その他のリンパ球性胆管炎や破壊性胆管炎の原因はよくわかっていません。
猫の胆管炎・胆管肝炎の好発品種について
好発する品種はありません。
品種による好発傾向は特にありません。
猫の胆管炎・胆管肝炎の予防方法について
早期発見に努めましょう。
胆管炎や胆管肝炎を予防する効果的な方法はありません。
発症時に早期に発見して重症化する前に治療を開始することが重要です。
猫は割と吐くことが多い動物という認識があるかもしれませんが、吐き気や食欲不振を見逃さずに、体調不良がある場合にはすぐに病院へ連れて行きましょう。
猫の胆管炎・胆管肝炎の治療方法について
抗菌剤を投与します。
好中球性胆管炎は細菌感染が原因のため、胆汁の検査を行い、感受性のある抗菌薬で細菌を抑える治療を行います。

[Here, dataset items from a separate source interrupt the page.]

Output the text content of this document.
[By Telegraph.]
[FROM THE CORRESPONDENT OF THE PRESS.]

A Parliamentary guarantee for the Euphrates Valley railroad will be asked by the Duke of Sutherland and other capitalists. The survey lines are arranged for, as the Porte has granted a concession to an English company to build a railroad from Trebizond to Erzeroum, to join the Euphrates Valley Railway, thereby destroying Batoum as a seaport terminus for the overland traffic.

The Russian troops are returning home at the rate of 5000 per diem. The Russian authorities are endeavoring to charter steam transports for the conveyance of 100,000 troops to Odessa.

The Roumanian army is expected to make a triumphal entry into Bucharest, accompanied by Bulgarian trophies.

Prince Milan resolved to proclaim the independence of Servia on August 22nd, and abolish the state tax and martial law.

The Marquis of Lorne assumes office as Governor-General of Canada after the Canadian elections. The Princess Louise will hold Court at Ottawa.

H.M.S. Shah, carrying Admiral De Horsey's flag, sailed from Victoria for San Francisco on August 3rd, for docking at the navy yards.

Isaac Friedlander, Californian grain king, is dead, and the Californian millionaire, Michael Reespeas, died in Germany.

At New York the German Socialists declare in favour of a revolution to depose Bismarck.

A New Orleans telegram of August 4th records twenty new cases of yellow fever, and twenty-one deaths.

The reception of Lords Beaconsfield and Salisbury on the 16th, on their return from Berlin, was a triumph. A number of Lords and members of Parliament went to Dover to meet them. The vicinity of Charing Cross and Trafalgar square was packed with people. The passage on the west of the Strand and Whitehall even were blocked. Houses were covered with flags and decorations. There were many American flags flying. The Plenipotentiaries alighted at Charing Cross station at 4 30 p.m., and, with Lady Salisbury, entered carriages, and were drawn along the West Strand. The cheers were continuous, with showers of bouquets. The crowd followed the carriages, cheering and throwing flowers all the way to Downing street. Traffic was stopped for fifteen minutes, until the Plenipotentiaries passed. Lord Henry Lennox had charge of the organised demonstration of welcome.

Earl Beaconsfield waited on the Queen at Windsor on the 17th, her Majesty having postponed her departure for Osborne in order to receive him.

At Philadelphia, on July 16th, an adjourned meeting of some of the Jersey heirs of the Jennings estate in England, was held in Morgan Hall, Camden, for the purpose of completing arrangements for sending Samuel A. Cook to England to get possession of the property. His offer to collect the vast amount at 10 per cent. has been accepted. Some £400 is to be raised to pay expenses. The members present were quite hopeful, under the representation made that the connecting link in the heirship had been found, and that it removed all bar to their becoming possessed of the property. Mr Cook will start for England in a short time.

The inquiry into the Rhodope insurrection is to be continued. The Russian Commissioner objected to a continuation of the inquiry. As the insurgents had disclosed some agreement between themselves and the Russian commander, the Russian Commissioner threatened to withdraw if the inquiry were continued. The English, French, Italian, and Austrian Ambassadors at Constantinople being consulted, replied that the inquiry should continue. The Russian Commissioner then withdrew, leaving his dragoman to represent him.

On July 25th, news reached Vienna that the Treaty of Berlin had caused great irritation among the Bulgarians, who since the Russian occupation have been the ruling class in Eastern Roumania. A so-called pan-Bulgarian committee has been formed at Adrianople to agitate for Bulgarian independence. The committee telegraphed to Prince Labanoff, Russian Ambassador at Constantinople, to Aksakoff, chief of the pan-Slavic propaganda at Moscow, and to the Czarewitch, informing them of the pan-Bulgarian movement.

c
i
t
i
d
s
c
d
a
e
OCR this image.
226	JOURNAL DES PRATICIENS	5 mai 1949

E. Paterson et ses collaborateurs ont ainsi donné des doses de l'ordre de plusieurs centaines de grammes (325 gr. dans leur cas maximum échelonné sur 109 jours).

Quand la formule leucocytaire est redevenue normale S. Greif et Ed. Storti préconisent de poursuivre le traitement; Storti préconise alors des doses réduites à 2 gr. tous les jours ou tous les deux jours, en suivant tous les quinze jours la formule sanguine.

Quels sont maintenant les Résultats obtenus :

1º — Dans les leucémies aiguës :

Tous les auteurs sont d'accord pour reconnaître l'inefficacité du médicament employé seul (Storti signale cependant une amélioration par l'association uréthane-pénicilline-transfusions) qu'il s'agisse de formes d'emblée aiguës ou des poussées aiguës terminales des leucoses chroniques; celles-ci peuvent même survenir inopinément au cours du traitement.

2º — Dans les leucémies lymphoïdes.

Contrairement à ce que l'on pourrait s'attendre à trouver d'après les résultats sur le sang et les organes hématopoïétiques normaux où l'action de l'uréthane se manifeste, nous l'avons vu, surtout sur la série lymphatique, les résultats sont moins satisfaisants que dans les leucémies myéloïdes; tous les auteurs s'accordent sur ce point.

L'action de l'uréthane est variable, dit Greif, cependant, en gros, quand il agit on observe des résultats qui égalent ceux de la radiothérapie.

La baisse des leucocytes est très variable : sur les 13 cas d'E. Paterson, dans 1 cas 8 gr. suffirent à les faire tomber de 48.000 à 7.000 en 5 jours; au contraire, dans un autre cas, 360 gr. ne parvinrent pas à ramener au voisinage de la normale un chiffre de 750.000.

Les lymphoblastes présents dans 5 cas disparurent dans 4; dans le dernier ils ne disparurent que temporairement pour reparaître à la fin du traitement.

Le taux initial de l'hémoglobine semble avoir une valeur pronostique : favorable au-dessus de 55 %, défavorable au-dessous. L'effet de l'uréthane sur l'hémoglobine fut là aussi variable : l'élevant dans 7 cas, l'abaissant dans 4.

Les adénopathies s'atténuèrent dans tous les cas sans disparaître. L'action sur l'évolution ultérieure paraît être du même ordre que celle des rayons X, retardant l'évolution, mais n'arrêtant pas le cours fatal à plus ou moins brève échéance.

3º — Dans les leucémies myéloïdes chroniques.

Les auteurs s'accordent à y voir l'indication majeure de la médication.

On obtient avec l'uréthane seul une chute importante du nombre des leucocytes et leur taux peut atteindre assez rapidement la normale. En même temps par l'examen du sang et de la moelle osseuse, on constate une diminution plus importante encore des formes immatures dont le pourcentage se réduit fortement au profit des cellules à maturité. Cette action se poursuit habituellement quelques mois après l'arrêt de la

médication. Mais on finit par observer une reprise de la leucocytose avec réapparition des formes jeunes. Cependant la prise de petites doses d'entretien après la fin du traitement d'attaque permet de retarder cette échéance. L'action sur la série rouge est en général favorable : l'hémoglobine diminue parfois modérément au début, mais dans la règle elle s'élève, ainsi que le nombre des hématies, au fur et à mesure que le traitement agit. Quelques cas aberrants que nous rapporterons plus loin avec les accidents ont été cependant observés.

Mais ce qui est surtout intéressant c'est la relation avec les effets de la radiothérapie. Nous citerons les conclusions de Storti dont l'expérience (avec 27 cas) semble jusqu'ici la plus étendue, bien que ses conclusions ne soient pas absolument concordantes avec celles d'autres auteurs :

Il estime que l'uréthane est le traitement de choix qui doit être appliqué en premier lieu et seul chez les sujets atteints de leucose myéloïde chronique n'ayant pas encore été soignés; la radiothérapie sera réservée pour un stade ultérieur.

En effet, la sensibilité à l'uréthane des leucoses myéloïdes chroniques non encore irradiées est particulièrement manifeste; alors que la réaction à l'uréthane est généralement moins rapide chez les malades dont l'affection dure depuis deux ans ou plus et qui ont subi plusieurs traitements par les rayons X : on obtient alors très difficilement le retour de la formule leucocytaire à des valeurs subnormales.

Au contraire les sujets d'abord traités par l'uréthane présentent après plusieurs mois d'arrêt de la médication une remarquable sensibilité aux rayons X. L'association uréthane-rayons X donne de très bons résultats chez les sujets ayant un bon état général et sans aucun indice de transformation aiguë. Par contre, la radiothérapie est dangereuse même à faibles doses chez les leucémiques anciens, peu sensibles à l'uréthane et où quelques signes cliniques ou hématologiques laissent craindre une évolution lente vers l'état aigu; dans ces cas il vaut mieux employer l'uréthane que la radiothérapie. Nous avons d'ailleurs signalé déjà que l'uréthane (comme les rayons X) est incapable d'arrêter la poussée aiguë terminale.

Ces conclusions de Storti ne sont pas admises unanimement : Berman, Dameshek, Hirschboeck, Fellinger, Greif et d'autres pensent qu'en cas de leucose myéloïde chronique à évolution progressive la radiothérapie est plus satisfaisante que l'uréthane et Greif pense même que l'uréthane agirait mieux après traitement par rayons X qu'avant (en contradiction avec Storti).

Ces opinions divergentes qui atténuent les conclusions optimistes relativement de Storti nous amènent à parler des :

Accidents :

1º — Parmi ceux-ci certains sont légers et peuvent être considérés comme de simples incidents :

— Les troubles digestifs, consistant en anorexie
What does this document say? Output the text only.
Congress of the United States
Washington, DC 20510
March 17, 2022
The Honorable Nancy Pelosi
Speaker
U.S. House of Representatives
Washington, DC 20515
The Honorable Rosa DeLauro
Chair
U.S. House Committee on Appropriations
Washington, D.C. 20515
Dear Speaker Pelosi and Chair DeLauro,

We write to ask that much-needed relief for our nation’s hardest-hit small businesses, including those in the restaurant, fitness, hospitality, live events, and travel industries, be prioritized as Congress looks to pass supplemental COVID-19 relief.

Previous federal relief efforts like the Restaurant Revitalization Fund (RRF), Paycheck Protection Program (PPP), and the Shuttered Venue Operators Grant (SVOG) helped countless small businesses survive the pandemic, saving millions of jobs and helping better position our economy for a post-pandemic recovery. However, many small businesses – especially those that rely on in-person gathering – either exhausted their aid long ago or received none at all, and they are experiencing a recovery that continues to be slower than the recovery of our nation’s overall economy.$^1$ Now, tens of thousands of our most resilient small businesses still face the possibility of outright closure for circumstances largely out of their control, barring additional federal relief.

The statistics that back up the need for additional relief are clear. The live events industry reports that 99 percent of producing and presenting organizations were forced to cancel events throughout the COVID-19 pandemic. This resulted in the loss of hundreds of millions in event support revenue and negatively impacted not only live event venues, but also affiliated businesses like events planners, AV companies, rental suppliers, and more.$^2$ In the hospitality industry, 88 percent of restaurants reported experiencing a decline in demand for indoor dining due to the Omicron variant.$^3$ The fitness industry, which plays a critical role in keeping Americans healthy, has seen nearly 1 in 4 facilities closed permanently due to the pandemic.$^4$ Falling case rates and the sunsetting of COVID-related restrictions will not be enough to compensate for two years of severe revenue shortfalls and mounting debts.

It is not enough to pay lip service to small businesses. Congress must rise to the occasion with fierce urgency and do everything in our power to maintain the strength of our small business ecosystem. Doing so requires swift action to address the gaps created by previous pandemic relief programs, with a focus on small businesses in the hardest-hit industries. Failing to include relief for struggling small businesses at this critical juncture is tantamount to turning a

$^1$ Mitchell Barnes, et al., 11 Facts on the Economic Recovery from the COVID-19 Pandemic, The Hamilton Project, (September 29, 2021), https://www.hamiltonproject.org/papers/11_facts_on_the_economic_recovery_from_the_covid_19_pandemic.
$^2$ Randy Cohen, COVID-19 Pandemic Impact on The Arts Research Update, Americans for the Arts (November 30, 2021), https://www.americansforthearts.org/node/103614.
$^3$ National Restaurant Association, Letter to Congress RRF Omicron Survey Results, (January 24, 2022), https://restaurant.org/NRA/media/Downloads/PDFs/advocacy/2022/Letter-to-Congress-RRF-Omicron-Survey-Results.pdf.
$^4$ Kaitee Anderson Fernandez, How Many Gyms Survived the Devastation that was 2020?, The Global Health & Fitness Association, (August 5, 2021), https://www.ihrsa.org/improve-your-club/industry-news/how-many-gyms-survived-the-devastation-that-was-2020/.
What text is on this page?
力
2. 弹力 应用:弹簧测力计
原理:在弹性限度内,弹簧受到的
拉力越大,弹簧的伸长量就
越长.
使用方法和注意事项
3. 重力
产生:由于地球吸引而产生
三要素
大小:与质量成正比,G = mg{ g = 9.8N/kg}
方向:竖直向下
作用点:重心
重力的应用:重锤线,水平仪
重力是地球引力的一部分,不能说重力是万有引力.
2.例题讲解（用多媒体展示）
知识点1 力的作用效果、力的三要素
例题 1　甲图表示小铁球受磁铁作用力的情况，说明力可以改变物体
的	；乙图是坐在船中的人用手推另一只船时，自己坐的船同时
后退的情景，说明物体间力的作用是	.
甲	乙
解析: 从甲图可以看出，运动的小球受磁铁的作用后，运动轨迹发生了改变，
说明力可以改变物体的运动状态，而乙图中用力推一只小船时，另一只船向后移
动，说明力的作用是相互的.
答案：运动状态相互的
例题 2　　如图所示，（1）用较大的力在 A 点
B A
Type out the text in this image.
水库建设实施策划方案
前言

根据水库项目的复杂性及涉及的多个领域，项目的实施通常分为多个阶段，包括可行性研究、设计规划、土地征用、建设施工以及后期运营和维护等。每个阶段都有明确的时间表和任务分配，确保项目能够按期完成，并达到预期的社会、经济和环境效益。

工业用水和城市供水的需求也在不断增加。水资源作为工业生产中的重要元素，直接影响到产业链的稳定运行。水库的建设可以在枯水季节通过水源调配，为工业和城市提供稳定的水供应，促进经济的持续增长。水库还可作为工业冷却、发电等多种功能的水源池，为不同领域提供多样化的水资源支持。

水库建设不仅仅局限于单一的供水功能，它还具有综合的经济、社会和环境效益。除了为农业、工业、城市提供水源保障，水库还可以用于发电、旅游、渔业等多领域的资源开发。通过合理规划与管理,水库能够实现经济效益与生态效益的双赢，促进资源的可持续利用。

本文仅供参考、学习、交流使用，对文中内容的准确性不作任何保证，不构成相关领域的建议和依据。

抗菌薬の投与期間は比較的長く、2~3カ月投薬が必要になりますが、途中でやめてしまうと再発してしまうことが多いため、指示された期間しっかりと投薬しましょう。
ステロイド剤の投与が必要な場合もあります。
肝臓の組織検査の結果、リンパ球性胆管炎と診断された場合には、ステロイド剤や免疫抑制剤などを投与します。
これらのお薬は副作用が現れることがあるため、投薬中に飲水量が非常に増える、かえって吐き気が強くなるなどといった症状がみられる場合にはかかりつけの先生にすぐに相談しましょう。
肝保護剤を投与します。
上記の治療に加え、ウルソデオキシコール酸やタウリン、サプリメントなどを投与することで、胆汁の排泄を促し、肝臓を保護しつつ肝臓の再生を促進する治療を行います。
症状が重度で食欲が出ない場合には、状態が安定するまで入院治療で点滴を行いながら投薬します。